It seems odd – maybe contrary to some netiquette that forbids self-publicity – to repost a blog, but with Dave Aldridge‘s appearance to discuss remembrance in Cambridge (and in general) still very current, I want to return to the noxious growlings of Gove against “Blackadder history” and how I looked at this in a blog post earlier. Here it is, with its warning that “it is not only ancient history that makes myths.” This isn’t really about Gove, or the trenches, or the youths who will dress up and march in streets and square next month, but about how we seek to mythologise bloody episodes as part of our story of belonging. Glorious victory at Rochester, Brunanburh, Hastings, the “famous victory” at Blenheim, Prestonpans, Amiens and the Somme , the Baltic? Which is the most relevant now? How do we use these stories? Is Hastings an awful warning about the dreadful continentals or a defining moment in land ownership and language?

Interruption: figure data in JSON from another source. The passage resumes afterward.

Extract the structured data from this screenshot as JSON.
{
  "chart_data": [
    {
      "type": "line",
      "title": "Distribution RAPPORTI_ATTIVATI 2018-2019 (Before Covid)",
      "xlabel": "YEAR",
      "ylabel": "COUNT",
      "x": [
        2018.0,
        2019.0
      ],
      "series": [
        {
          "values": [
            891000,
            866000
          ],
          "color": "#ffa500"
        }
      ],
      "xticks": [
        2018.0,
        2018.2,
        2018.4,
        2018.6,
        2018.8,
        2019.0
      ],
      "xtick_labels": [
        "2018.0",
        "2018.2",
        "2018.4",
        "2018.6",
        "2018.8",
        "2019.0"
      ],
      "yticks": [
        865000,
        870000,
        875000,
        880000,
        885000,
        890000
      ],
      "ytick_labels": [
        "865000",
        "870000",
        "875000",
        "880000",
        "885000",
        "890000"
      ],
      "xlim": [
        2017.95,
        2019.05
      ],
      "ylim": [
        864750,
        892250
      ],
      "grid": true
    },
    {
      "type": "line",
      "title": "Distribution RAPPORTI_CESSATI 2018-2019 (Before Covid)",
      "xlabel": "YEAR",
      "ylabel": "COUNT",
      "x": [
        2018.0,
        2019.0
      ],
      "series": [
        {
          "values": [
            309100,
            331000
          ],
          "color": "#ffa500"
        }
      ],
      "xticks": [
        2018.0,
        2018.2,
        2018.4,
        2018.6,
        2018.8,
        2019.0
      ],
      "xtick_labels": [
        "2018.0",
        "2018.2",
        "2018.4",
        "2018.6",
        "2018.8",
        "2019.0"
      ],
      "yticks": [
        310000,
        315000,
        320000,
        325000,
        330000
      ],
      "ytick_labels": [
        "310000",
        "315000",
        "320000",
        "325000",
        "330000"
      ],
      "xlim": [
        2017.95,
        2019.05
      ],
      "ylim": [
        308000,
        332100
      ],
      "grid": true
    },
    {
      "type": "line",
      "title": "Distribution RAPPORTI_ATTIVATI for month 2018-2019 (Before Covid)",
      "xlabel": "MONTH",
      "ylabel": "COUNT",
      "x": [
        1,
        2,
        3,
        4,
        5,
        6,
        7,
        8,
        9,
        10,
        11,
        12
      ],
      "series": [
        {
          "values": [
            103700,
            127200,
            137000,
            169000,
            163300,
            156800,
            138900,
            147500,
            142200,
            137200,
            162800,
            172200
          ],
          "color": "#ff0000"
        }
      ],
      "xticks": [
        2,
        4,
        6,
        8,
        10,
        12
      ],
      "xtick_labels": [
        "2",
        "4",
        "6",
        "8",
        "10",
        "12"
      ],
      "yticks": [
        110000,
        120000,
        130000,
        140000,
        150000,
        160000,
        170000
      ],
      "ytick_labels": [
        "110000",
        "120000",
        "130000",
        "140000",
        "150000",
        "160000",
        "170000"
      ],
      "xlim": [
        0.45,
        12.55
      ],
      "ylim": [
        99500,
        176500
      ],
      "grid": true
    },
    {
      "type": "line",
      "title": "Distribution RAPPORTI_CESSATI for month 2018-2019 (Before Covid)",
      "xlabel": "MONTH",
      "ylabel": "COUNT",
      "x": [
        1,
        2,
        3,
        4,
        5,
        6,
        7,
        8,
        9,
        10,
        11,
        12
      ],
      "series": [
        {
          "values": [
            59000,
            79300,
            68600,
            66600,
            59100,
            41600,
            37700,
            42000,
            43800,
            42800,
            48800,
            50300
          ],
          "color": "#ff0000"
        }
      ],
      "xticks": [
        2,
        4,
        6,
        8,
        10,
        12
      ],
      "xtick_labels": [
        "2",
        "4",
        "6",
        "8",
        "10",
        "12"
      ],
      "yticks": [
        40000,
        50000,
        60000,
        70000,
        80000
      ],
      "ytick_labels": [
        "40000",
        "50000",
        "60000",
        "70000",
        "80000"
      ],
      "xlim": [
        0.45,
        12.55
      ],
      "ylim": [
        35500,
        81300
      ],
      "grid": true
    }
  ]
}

Is the Somme a warning never to trust politicians’ manipulation of the people or a blow for the freedom of Europe?
Yesterday was the 84th birthday of the great Alan Garner, and as I look at his work, and mindful of my blog post on fiction, memory and Roman Britain, the work of Rosemary Sutcliff, and then think of the Battle of Hastings, remembered last week, and the battles of more recent times we celebrate (is that the word?) in the Remembrance season I think I want just to add some of his thoughts on memory and landscape from The Voice That Thunders. In the first section, from the essay “Inner Time” Garner looks bleakly at the American myth, contrasted with his vision of Europe where myth is richly layered:
Man is an animal that tests boundaries. He is a ‘mearcstapa,” “boundary strider,” and the nature of myth is to help him understand boundaries, to cross them and to comprehend the new; so that, whenever Man reaches out , it is myth that supports him with a truth that is constant, although names and shapes may change… The Biblical, the Epic, the Romantic, the Gothic are all merestones, boundary markers, of their day and the pointers of ours. Three hundred years ago, the mystery was in the greenwood; last century, the nearest grave; now the nearest galaxy…

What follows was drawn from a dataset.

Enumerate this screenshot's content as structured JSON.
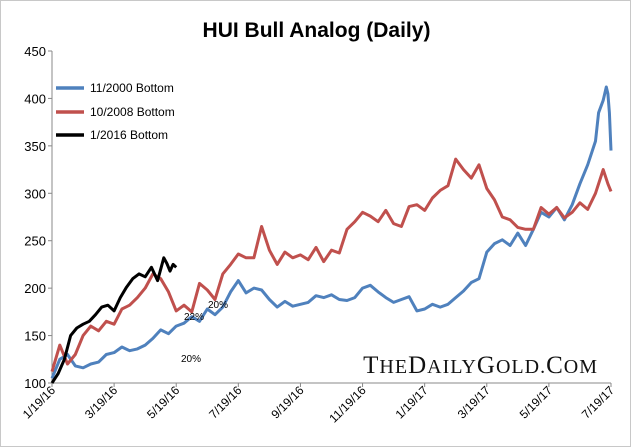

And then in his essay on Strandloper, he returns to his task in celebrating the autochthonic ideals of language and people and history in the First Peoples in Australia and in his native Cheshire:
[I have been trying] to celebrate the land and tongue of a culture that has been marginalised by a metropolitan intellectualism, that churns out canonical writers…who draw on the library, ignorant of the land; on the head, bereft of the heart. For true reading is creativity: the willingness to look into the open hand of the writer and to see what may, or may not, be there…
Garner has the energy, skill and creativity to be the offerer, the writer who presents us with ideas and wisdom and myth and legend. Perhaps I was wrong in my earlier blog to have thrown all of this into a store room full of the “chill of secrets;” maybe the fiction writer – and the Remembrance marchers and the people protesting – is looking for the defining myth still. Just as the people recovering from the 1914-18 conflict rediscovered land and landscape – returning to a mixture of visions of pastoral and homes fit for heroes – maybe the scambling and unquiet time we are in demands of us a new view of what we mean by “home” and a world we feel at home in.
The trouble is that myths are always shifting: flora changes on the Cheshire hills of Garner and the borders of Sutcliff; we need to read our landscape as closely as the text an author proposes –
The pity is that idiots have driven a chariot of the gods through the great wonders and the true mystery.